I can’t even count this QPS.

| username: 随缘天空 | Original post link

Is there a hotspot?

| username: zhh_912 | Original post link

Check which time period it is and compare it with the peak value of the next week.

| username: yytest | Original post link

It would be best to provide the underlying logs.

| username: 小于同学 | Original post link

Is it caused by a hotspot?

| username: zhaokede | Original post link

First, rule out business-related factors. Check if there is a business peak or if there have been any recent business system upgrades.

| username: TiDBer_mCTc5877 | Original post link

Not sure what a hotspot is. I am using it as a metadata service for JuiceFS, and the final exposure is a file interface. The TiKV layer cannot perceive it…

| username: TiDBer_mCTc5877 | Original post link

I see that from mid-April 2024 to mid-May 2024, it has been accumulating and increasing, unlike others with thousands of QPS.

| username: TiDBer_mCTc5877 | Original post link

The regular use of the business has been increasing since it went online in April, showing a cumulative trend, as if the values are being added up. However, some models will not behave this way.

| username: 有猫万事足 | Original post link

This graph doesn’t look like a Grafana graph. Who provided it?
Why not ask in the JuiceFS community? After all, it’s JuiceFS that’s using TiKV, right?
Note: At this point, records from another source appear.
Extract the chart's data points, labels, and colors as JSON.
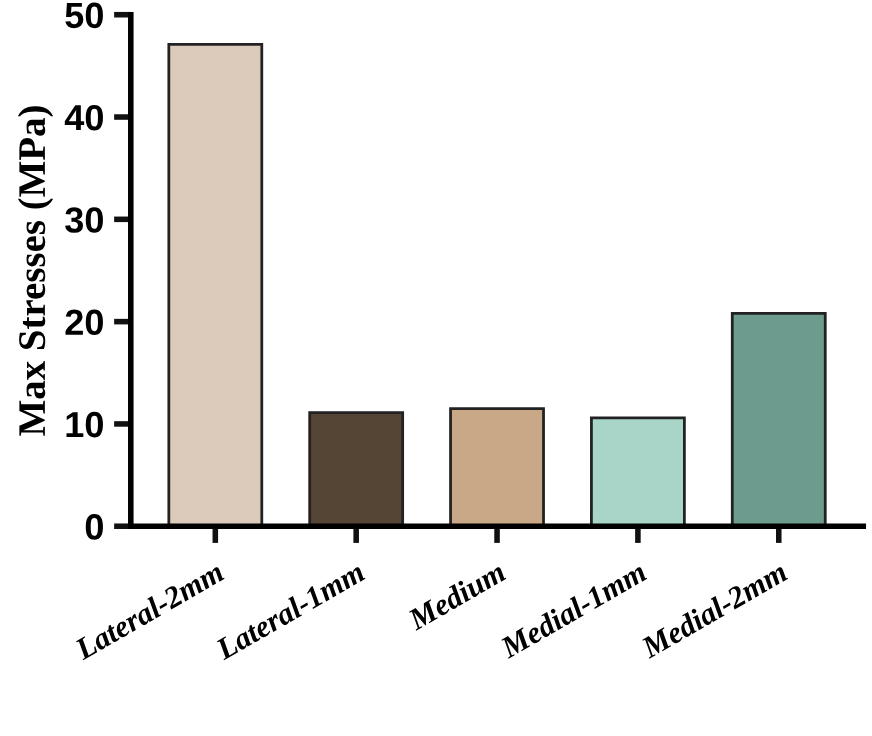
{
  "chart_data": {
    "type": "bar",
    "ylabel": "Max Stresses (MPa)",
    "categories": [
      "Lateral-2mm",
      "Lateral-1mm",
      "Medium",
      "Medial-1mm",
      "Medial-2mm"
    ],
    "values": [
      47.1,
      11.1,
      11.5,
      10.6,
      20.8
    ],
    "colors": [
      "#dccbbb",
      "#554535",
      "#c9a888",
      "#a8d5c8",
      "#6d9c8e"
    ],
    "ylim": [
      0,
      50
    ],
    "yticks": [
      0,
      10,
      20,
      30,
      40,
      50
    ],
    "grid": false
  }
}
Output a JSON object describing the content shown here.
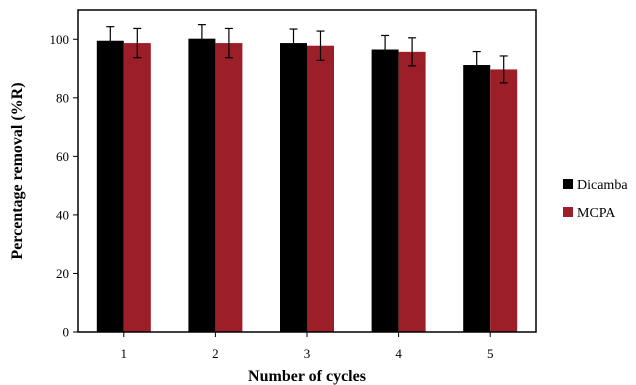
{
  "chart_data": {
    "type": "bar",
    "title": "",
    "xlabel": "Number of cycles",
    "ylabel": "Percentage removal (%R)",
    "categories": [
      "1",
      "2",
      "3",
      "4",
      "5"
    ],
    "ylim": [
      0,
      110
    ],
    "yticks": [
      0,
      20,
      40,
      60,
      80,
      100
    ],
    "grid": false,
    "legend_position": "right",
    "series": [
      {
        "name": "Dicamba",
        "color": "#000000",
        "values": [
          99.5,
          100.2,
          98.7,
          96.5,
          91.2
        ],
        "errors": [
          4.8,
          4.8,
          4.8,
          4.8,
          4.6
        ]
      },
      {
        "name": "MCPA",
        "color": "#9c1e28",
        "values": [
          98.7,
          98.7,
          97.8,
          95.7,
          89.7
        ],
        "errors": [
          5.0,
          5.0,
          5.0,
          4.8,
          4.6
        ]
      }
    ]
  }
}
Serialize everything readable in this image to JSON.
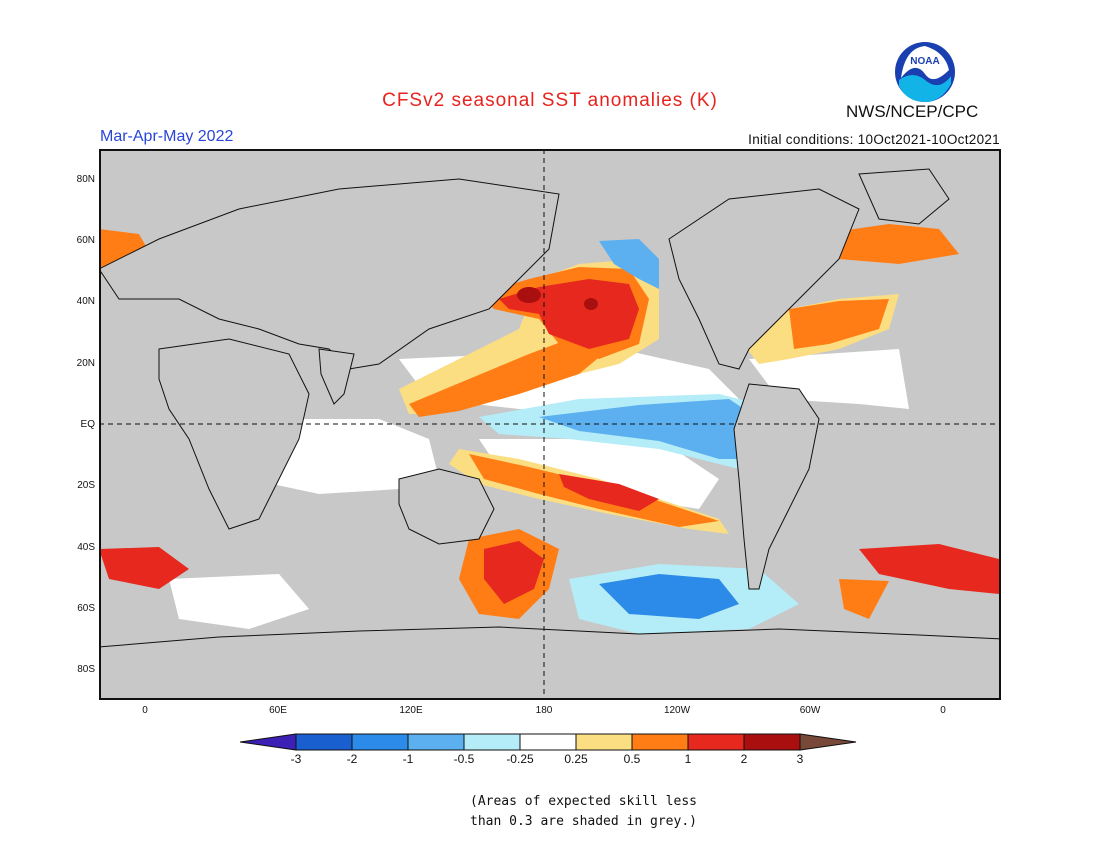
{
  "header": {
    "title": "CFSv2 seasonal SST anomalies (K)",
    "season": "Mar-Apr-May 2022",
    "initial_conditions": "Initial conditions: 10Oct2021-10Oct2021",
    "agency": "NWS/NCEP/CPC",
    "logo_text": "NOAA"
  },
  "map": {
    "lat_labels": [
      "80N",
      "60N",
      "40N",
      "20N",
      "EQ",
      "20S",
      "40S",
      "60S",
      "80S"
    ],
    "lon_labels": [
      "0",
      "60E",
      "120E",
      "180",
      "120W",
      "60W",
      "0"
    ],
    "land_color": "#c8c8c8",
    "neutral_color": "#ffffff",
    "regions": [
      {
        "name": "north-pacific-warm-core",
        "level": 2
      },
      {
        "name": "north-pacific-warm-center",
        "level": 3
      },
      {
        "name": "west-pacific-warm-band",
        "level": 1
      },
      {
        "name": "south-pacific-warm-band",
        "level": 1
      },
      {
        "name": "equatorial-pacific-cool-tongue",
        "level": -1
      },
      {
        "name": "southern-ocean-cool",
        "level": -1
      },
      {
        "name": "tasman-sea-warm",
        "level": 2
      },
      {
        "name": "north-atlantic-warm",
        "level": 1
      },
      {
        "name": "south-atlantic-warm",
        "level": 1
      },
      {
        "name": "southwest-indian-warm",
        "level": 1
      },
      {
        "name": "northeast-pacific-cool",
        "level": -0.5
      }
    ]
  },
  "colorbar": {
    "labels": [
      "-3",
      "-2",
      "-1",
      "-0.5",
      "-0.25",
      "0.25",
      "0.5",
      "1",
      "2",
      "3"
    ],
    "colors": [
      "#3c1fb4",
      "#1a5fd0",
      "#2c8ae8",
      "#5cb0f0",
      "#b4ecf8",
      "#ffffff",
      "#fcde82",
      "#ff7d14",
      "#e6281e",
      "#aa0f0f",
      "#784838"
    ]
  },
  "note": {
    "line1": "(Areas of expected skill less",
    "line2": "than 0.3 are shaded in grey.)"
  }
}
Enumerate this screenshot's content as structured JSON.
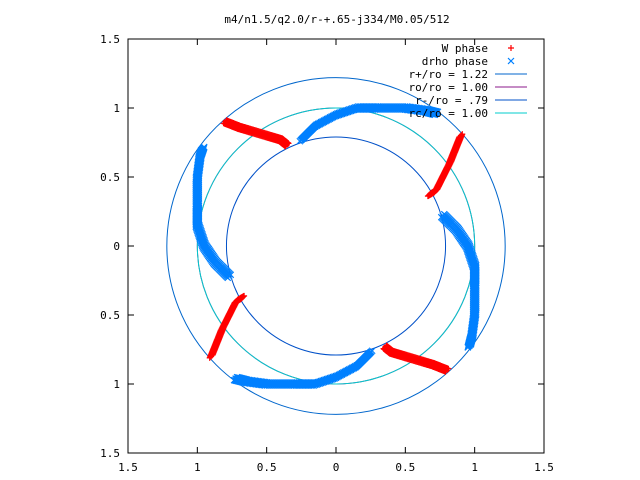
{
  "chart_data": {
    "type": "scatter",
    "title": "m4/n1.5/q2.0/r-+.65-j334/M0.05/512",
    "xlim": [
      -1.5,
      1.5
    ],
    "ylim": [
      -1.5,
      1.5
    ],
    "x_tick_values": [
      -1.5,
      -1,
      -0.5,
      0,
      0.5,
      1,
      1.5
    ],
    "y_tick_values": [
      -1.5,
      -1,
      -0.5,
      0,
      0.5,
      1,
      1.5
    ],
    "x_tick_labels": [
      "1.5",
      "1",
      "0.5",
      "0",
      "0.5",
      "1",
      "1.5"
    ],
    "y_tick_labels": [
      "1.5",
      "1",
      "0.5",
      "0",
      "0.5",
      "1",
      "1.5"
    ],
    "grid": false,
    "legend_position": "top-right",
    "legend": [
      {
        "label": "W phase",
        "kind": "points",
        "marker": "+",
        "color": "#ff0000"
      },
      {
        "label": "drho phase",
        "kind": "points",
        "marker": "x",
        "color": "#0080ff"
      },
      {
        "label": "r+/ro = 1.22",
        "kind": "circle",
        "radius": 1.22,
        "color": "#0066cc"
      },
      {
        "label": "ro/ro = 1.00",
        "kind": "circle",
        "radius": 1.0,
        "color": "#8b1a8b"
      },
      {
        "label": "r-/ro = .79",
        "kind": "circle",
        "radius": 0.79,
        "color": "#0050c8"
      },
      {
        "label": "rc/ro = 1.00",
        "kind": "circle",
        "radius": 1.0,
        "color": "#00cccc"
      }
    ],
    "series": [
      {
        "name": "W phase",
        "marker": "+",
        "color": "#ff0000",
        "points": [
          [
            -0.8,
            0.9
          ],
          [
            -0.7,
            0.86
          ],
          [
            -0.6,
            0.83
          ],
          [
            -0.5,
            0.8
          ],
          [
            -0.4,
            0.77
          ],
          [
            -0.35,
            0.73
          ],
          [
            0.9,
            0.8
          ],
          [
            0.86,
            0.7
          ],
          [
            0.82,
            0.6
          ],
          [
            0.77,
            0.5
          ],
          [
            0.72,
            0.4
          ],
          [
            0.67,
            0.37
          ],
          [
            0.8,
            -0.9
          ],
          [
            0.7,
            -0.86
          ],
          [
            0.6,
            -0.83
          ],
          [
            0.5,
            -0.8
          ],
          [
            0.4,
            -0.77
          ],
          [
            0.35,
            -0.73
          ],
          [
            -0.9,
            -0.8
          ],
          [
            -0.86,
            -0.7
          ],
          [
            -0.82,
            -0.6
          ],
          [
            -0.77,
            -0.5
          ],
          [
            -0.72,
            -0.4
          ],
          [
            -0.67,
            -0.37
          ]
        ]
      },
      {
        "name": "drho phase",
        "marker": "x",
        "color": "#0080ff",
        "points": [
          [
            -0.25,
            0.77
          ],
          [
            -0.15,
            0.87
          ],
          [
            0.0,
            0.95
          ],
          [
            0.15,
            1.0
          ],
          [
            0.3,
            1.0
          ],
          [
            0.5,
            1.0
          ],
          [
            0.65,
            0.98
          ],
          [
            0.73,
            0.96
          ],
          [
            0.77,
            0.22
          ],
          [
            0.87,
            0.12
          ],
          [
            0.95,
            0.0
          ],
          [
            1.0,
            -0.15
          ],
          [
            1.0,
            -0.3
          ],
          [
            1.0,
            -0.5
          ],
          [
            0.98,
            -0.65
          ],
          [
            0.96,
            -0.73
          ],
          [
            0.25,
            -0.77
          ],
          [
            0.15,
            -0.87
          ],
          [
            0.0,
            -0.95
          ],
          [
            -0.15,
            -1.0
          ],
          [
            -0.3,
            -1.0
          ],
          [
            -0.5,
            -1.0
          ],
          [
            -0.65,
            -0.98
          ],
          [
            -0.73,
            -0.96
          ],
          [
            -0.77,
            -0.22
          ],
          [
            -0.87,
            -0.12
          ],
          [
            -0.95,
            0.0
          ],
          [
            -1.0,
            0.15
          ],
          [
            -1.0,
            0.3
          ],
          [
            -1.0,
            0.5
          ],
          [
            -0.98,
            0.65
          ],
          [
            -0.96,
            0.71
          ]
        ]
      }
    ]
  }
}
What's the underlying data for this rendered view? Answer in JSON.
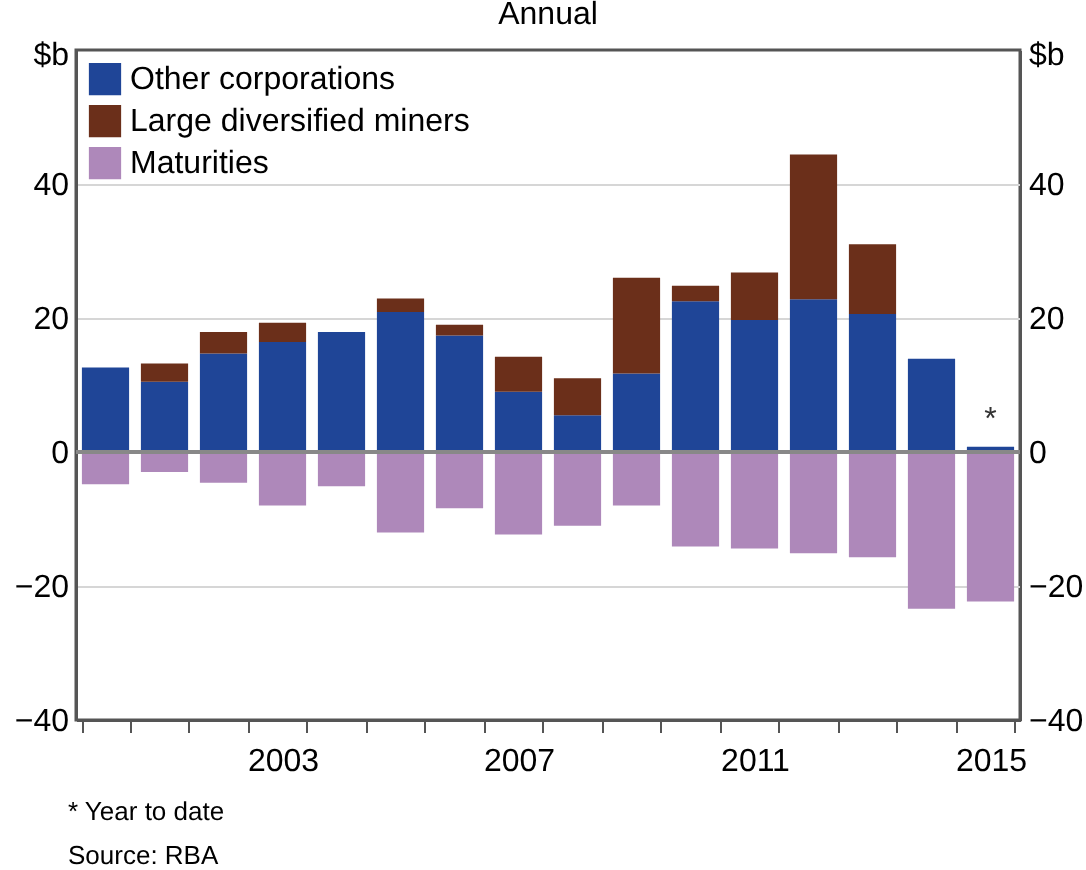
{
  "chart_data": {
    "type": "bar",
    "title": "Annual",
    "ylabel": "$b",
    "y2label": "$b",
    "categories": [
      null,
      null,
      null,
      "2003",
      null,
      null,
      null,
      "2007",
      null,
      null,
      null,
      "2011",
      null,
      null,
      null,
      "2015"
    ],
    "stacked": true,
    "series": [
      {
        "name": "Other corporations",
        "color": "#1f4597",
        "values": [
          12.6,
          10.5,
          14.7,
          16.4,
          17.9,
          20.9,
          17.4,
          9.0,
          5.5,
          11.7,
          22.5,
          19.7,
          22.8,
          20.6,
          13.9,
          0.8
        ]
      },
      {
        "name": "Large diversified miners",
        "color": "#6b2f1a",
        "values": [
          null,
          2.7,
          3.2,
          2.9,
          null,
          2.0,
          1.6,
          5.2,
          5.5,
          14.3,
          2.3,
          7.1,
          21.6,
          10.4,
          null,
          null
        ]
      },
      {
        "name": "Maturities",
        "color": "#ae88ba",
        "values": [
          -4.8,
          -3.0,
          -4.6,
          -8.0,
          -5.1,
          -12.0,
          -8.4,
          -12.3,
          -11.0,
          -8.0,
          -14.1,
          -14.4,
          -15.1,
          -15.7,
          -23.4,
          -22.3
        ]
      }
    ],
    "ylim": [
      -40,
      60
    ],
    "yticks": [
      -40,
      -20,
      0,
      20,
      40
    ],
    "y2lim": [
      -40,
      60
    ],
    "y2ticks": [
      -40,
      -20,
      0,
      20,
      40
    ],
    "ref_lines": [
      {
        "axis": "y",
        "value": 0,
        "color": "#888888"
      }
    ],
    "grid": "y",
    "legend": "top left",
    "annotations": [
      {
        "text": "*",
        "x": "2015",
        "y": 0.8
      },
      "*      Year to date",
      "Source:    RBA"
    ]
  }
}
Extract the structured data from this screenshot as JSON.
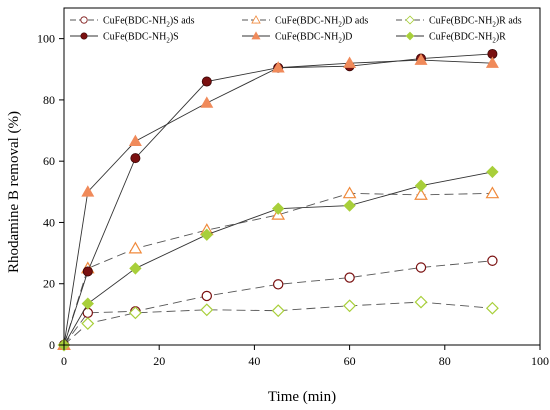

| username: 友利奈绪 | Original post link

Eliminate slow queries, as the accumulation of slow queries can affect overall concurrency and the performance of the entire cluster.

| username: zhaokede | Original post link

There is also such a possibility.

| username: TiDBer_mCTc5877 | Original post link

This is the data captured from Prometheus, just displayed in a different style. I want to check the QPS value from the TiKV layer to see if there is any display issue and determine from the TiKV layer whether it is abnormal.

| username: 托马斯滑板鞋 | Original post link

Could it be that the wrong metrics are being captured? Capturing cumulative values like CPU time or TiKV usage?

| username: TiDBer_QYr0vohO | Original post link

Can I see the detailed promsql?

| username: 有猫万事足 | Original post link

Please provide the calculation method. Some metrics are cumulative, and when displaying them, you need to subtract the previous value from the current value. Could it be a similar issue? Without details, it’s unclear where the problem lies.